Son usage se transforme au XXe siècle avec l'apparition des plaques de plâtre, utilisées pour réaliser cloisons non porteuses et plafonds suspendus. Il connaît une évolution marquée, avec l'apparition de différents additifs qui modifient ses propriétés, et augmentent sa résistance à l'humidité ou au feu. Nous laissons de côté ce matériau nouveau, et nous intéressons dans la suite au plâtre tel qu'il a été mis en œuvre dans les monuments anciens jusqu'au XIXe siècle. Nous présentons dans un premier temps un rapide historique de son usage, principalement en France, puis nous nous intéressons à son mode de fabrication, et sa mise en œuvre. Nous aborderons ensuite le cœur du sujet qui nous intéresse ici, la résistance du plâtre ancien et ses propriétés mécaniques.

2  Historique

Antiquité   Le plâtre est connu depuis la haute antiquité. Selon Adam, le plâtre semble avoir été utilisé comme mortier pour la première fois dans l'Egypte du IIIe millénaire (1989 [1]). Choisy mentionne son usage en Perse dans son Histoire de l'architecture (1899 [11]). Rondelet indique que Vitruve critique son usage2, et que les anciens l'utilisait uniquement pour les enduits (1803 [33]). Cependant pour ces derniers les mortiers de chaux additionnés de poudre de marbre lui étaient préférés.
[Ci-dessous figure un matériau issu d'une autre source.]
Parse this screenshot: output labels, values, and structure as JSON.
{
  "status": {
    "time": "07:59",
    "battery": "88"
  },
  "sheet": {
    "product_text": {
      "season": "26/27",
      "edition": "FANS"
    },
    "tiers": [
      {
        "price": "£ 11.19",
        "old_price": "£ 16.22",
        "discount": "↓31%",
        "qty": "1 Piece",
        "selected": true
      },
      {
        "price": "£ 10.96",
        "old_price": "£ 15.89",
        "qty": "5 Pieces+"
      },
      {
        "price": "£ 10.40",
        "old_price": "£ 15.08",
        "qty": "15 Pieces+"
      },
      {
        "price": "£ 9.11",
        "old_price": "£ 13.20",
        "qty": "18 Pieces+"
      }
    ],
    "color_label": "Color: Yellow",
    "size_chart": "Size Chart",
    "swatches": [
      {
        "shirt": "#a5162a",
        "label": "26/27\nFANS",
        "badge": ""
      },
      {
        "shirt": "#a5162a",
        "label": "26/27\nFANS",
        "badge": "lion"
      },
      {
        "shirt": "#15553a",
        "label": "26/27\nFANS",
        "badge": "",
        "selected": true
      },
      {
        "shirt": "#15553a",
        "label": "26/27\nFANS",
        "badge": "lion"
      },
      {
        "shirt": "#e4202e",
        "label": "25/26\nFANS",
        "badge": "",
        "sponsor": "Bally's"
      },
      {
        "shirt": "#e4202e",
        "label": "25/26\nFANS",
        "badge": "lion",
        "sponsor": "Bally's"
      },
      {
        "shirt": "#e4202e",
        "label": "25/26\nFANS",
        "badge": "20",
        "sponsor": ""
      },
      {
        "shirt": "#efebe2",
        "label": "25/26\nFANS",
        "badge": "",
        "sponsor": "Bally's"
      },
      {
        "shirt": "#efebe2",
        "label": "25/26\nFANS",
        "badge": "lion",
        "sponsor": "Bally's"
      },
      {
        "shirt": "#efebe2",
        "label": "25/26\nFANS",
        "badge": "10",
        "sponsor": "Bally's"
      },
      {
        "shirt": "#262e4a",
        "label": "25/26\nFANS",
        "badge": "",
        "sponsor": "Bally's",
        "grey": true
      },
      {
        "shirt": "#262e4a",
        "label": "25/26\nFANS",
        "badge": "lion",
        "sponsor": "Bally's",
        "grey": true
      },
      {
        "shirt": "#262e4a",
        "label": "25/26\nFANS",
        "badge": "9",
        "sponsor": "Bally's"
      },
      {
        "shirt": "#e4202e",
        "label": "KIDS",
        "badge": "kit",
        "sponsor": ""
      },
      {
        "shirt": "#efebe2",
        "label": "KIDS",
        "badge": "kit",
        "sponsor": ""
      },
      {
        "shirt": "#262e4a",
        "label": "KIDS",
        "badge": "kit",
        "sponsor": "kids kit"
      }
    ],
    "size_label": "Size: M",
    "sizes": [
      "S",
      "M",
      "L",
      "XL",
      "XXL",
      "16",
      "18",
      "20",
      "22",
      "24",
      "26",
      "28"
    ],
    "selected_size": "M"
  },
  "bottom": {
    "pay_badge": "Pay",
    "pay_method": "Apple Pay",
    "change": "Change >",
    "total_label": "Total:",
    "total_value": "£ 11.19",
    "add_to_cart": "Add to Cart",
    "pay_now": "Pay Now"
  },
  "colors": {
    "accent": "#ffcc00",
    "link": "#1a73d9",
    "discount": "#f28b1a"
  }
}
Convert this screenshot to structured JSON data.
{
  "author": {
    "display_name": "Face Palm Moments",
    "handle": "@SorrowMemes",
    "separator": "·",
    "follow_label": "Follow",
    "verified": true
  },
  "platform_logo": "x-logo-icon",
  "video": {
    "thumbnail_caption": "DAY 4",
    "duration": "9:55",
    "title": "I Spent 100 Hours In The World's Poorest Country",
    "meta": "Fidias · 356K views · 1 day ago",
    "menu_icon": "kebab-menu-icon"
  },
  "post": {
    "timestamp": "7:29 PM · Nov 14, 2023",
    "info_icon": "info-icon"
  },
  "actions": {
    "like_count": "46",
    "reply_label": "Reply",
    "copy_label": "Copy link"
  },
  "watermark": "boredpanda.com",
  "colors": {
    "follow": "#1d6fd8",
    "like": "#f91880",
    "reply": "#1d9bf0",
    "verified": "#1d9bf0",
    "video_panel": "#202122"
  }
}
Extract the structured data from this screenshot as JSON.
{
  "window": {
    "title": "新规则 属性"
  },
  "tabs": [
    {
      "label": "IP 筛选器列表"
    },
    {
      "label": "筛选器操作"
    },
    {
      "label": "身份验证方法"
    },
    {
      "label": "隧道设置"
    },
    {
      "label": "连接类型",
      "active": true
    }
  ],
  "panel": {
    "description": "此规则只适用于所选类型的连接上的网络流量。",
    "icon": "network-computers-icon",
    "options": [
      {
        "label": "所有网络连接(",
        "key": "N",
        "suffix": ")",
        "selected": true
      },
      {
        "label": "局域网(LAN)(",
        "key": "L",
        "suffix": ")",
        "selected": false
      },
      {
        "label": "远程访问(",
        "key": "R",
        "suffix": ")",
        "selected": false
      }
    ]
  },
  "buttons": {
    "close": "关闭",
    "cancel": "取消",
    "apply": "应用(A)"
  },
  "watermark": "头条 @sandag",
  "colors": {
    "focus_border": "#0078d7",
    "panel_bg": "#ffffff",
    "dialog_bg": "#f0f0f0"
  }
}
Apparition en France   En France, il existe des preuves d'utilisation du plâtre pour monter les cloisons dès le IIIe siècle à Paris et dans les environs de Meaux (Benouis 1995 [4]). Pour la décoration, les stucs de chaux de tradition romaine sont progressivement remplacés par les stucs de plâtre autour du VIIIe siècle. La chaux est ensuite complètement supplanté par le plâtre pour les stucs lors de la période romane (Palazzo-Bertholon 2007 [31]).
Plus tard, au Moyen-Age, le plâtre servait, seul ou en complément du plomb, à sceller les pièces métalliques dans la maçonnerie. L'Héritier en donne plusieurs exemples dans des églises à Rouen (2007 [25]). Utilisé sous forme de coulis, il permettait également de couler les joints qu'il était difficile de ficher :
Il arrivait cependant parfois qu'il n'était pas possible de poser des claveaux, par exemple, à bain de mortier, lorsque les cintres avaient une très-grande portée et que les arcs étaient très-épais ; alors on coulait, dans les joints, du bon plâtre. C'est ainsi qu'avaient été bandés primitivement les claveaux des arcs de la rose occidentale de la cathédrale de Paris ; et il faut dire que le plâtre employé était excellent, car les lames de coulis s'enlevaient comme de minces tablettes d'un centimètre d'épaisseur, sans se briser.
Viollet-le-Duc 1864 [36]
Le gypse nécessaire à la fabrication du plâtre n'était pas disponible partout en France. La région la plus connue pour ses carrières de gypses est Paris. Palazzo-Bertholon cite également les régions de Cognac, Saint-Jean-de-Maurienne, et Arles-sur-Tech où l'exploitation du gypse est ancienne (2007 [31]). On trouve également des carrières en Franche-Comté et dans les Alpes de Haute-Provence., mais nous ne savons pas à partir de quelle époque ces carrières sont exploitées. Dans les régions où le gypse n'est pas disponible, on remplace le plâtre pour les enduits par du blanc de bourre, un mélange de lait de chaux, de sable blanc, de poil de bœuf (bourre) (Lucotte 1783 [27]).